Esclerose lateral amiotrófica (SE) é uma doença neurodegenerativa progressiva que afeta os neurônios motores, levando à fraqueza muscular, paralisia, e, finalmente, insuficiência respiratória. Tratamentos atuais, incluindo riluzol e edaravona, fornecer benefícios limitados, sublinhando a necessidade de novas abordagens terapêuticas. Células-tronco pluripotentes induzidas (iPSCs) surgiram como uma ferramenta promissora para a compreensão da patologia da ELA e para o desenvolvimento de potenciais terapias regenerativas.

Fisiopatologia da ELA

A ELA é caracterizada pela degeneração seletiva dos neurônios motores superiores e inferiores, resultando em atrofia muscular e perda de movimento voluntário. A doença está ligada a mutações genéticas, como aqueles no SOD1, C9orf72, e genes TARDBP, bem como estresse oxidativo, excitotoxicidade, e neuroinflamação.

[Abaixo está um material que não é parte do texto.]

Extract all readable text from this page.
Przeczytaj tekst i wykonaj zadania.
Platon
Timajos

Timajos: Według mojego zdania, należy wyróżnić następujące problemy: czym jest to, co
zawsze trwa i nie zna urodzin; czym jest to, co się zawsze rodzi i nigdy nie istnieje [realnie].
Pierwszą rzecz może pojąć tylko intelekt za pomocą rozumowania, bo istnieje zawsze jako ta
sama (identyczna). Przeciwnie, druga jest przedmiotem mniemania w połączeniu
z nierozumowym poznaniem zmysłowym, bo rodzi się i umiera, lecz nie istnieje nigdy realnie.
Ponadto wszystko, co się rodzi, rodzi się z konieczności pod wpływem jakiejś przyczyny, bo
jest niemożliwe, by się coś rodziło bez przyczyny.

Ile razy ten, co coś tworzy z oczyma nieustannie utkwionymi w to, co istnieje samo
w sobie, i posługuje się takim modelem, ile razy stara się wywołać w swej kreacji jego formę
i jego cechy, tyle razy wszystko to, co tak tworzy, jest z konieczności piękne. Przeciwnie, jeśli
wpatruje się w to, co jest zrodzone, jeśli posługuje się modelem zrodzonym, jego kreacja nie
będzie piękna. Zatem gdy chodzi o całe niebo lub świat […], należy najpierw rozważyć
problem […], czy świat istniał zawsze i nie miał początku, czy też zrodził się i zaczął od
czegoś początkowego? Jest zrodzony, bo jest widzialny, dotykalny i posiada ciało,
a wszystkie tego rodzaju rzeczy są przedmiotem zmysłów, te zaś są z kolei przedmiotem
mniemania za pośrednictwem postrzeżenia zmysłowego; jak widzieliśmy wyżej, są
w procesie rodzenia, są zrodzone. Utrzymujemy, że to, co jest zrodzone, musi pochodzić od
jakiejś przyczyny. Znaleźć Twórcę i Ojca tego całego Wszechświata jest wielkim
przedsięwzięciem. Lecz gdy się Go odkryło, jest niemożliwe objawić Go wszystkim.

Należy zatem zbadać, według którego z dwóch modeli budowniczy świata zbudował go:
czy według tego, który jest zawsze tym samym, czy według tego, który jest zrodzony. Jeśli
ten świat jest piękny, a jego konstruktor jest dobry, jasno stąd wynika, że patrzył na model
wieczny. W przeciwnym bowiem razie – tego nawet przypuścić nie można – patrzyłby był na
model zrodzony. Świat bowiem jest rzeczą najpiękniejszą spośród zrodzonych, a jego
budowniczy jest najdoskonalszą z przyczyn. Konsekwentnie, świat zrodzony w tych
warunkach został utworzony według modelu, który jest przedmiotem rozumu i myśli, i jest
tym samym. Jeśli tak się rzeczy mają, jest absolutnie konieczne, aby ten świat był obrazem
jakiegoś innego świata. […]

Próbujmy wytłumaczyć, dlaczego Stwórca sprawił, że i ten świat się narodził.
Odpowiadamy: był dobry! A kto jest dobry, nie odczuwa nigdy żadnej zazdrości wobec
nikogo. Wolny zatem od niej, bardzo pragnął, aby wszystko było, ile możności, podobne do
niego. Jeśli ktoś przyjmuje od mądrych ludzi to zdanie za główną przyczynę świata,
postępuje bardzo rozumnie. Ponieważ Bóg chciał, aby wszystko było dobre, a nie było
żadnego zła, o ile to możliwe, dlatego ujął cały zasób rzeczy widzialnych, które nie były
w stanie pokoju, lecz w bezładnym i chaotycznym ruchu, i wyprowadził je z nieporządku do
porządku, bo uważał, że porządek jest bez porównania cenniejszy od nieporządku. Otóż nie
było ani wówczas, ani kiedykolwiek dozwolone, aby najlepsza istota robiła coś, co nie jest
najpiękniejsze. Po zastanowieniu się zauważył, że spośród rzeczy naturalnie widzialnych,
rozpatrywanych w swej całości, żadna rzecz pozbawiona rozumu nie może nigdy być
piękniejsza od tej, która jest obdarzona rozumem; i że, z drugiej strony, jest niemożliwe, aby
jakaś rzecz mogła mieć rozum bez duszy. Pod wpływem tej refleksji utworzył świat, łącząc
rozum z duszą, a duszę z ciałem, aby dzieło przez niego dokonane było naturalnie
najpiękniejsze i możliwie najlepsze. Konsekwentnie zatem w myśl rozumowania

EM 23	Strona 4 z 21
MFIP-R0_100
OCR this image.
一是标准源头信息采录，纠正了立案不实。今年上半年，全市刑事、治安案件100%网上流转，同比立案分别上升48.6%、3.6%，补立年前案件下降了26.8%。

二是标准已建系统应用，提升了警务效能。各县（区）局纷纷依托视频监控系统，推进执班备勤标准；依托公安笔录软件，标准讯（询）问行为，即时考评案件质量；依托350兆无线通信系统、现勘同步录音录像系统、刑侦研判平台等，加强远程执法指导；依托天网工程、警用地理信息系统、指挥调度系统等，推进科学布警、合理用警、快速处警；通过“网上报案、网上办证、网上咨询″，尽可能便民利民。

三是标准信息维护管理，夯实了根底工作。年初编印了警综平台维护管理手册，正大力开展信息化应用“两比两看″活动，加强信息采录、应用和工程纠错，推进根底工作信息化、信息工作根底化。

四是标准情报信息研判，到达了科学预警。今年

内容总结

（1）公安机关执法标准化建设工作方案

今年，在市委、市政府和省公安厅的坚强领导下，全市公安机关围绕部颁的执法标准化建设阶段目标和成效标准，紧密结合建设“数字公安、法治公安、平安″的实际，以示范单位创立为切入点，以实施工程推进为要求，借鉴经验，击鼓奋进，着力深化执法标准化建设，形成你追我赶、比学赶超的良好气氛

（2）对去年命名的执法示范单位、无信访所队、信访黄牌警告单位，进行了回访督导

iPSCs em pesquisa e terapia de ELA

  1. Modelagem de Doenças: iPSCs reprogramadas a partir de fibroblastos de pacientes com ELA podem ser diferenciadas em neurônios motores, permitindo que os pesquisadores estudem mecanismos de doenças in vitro. Esses modelos forneceram insights sobre a disfunção neuronal, agregação de proteínas, e déficits de transporte axonal.
  2. Triagem de drogas: Neurônios motores derivados de iPSC específicos do paciente permitem triagem de drogas de alto rendimento para compostos neuroprotetores, acelerando a descoberta de tratamentos potenciais.
  3. Terapia Baseada em Células: O transplante de células progenitoras neurais derivadas de iPSC ou astrócitos tem potencial para substituir células perdidas e fornecer suporte trófico aos neurônios sobreviventes.

Desafios e direções futuras

Os principais desafios incluem garantir a integração funcional e a sobrevivência das células transplantadas, abordando a rejeição imunológica, e mitigando o risco de tumorigenicidade. Mais pesquisas são necessárias para refinar os protocolos de diferenciação e aumentar a segurança das terapias baseadas em iPSC.

Conclusão

A tecnologia iPSC revolucionou a pesquisa sobre ELA e é promissora para o desenvolvimento de novos tratamentos. Embora os desafios permaneçam, avanços contínuos na biologia de células-tronco podem abrir caminho para terapias regenerativas eficazes para ELA no futuro.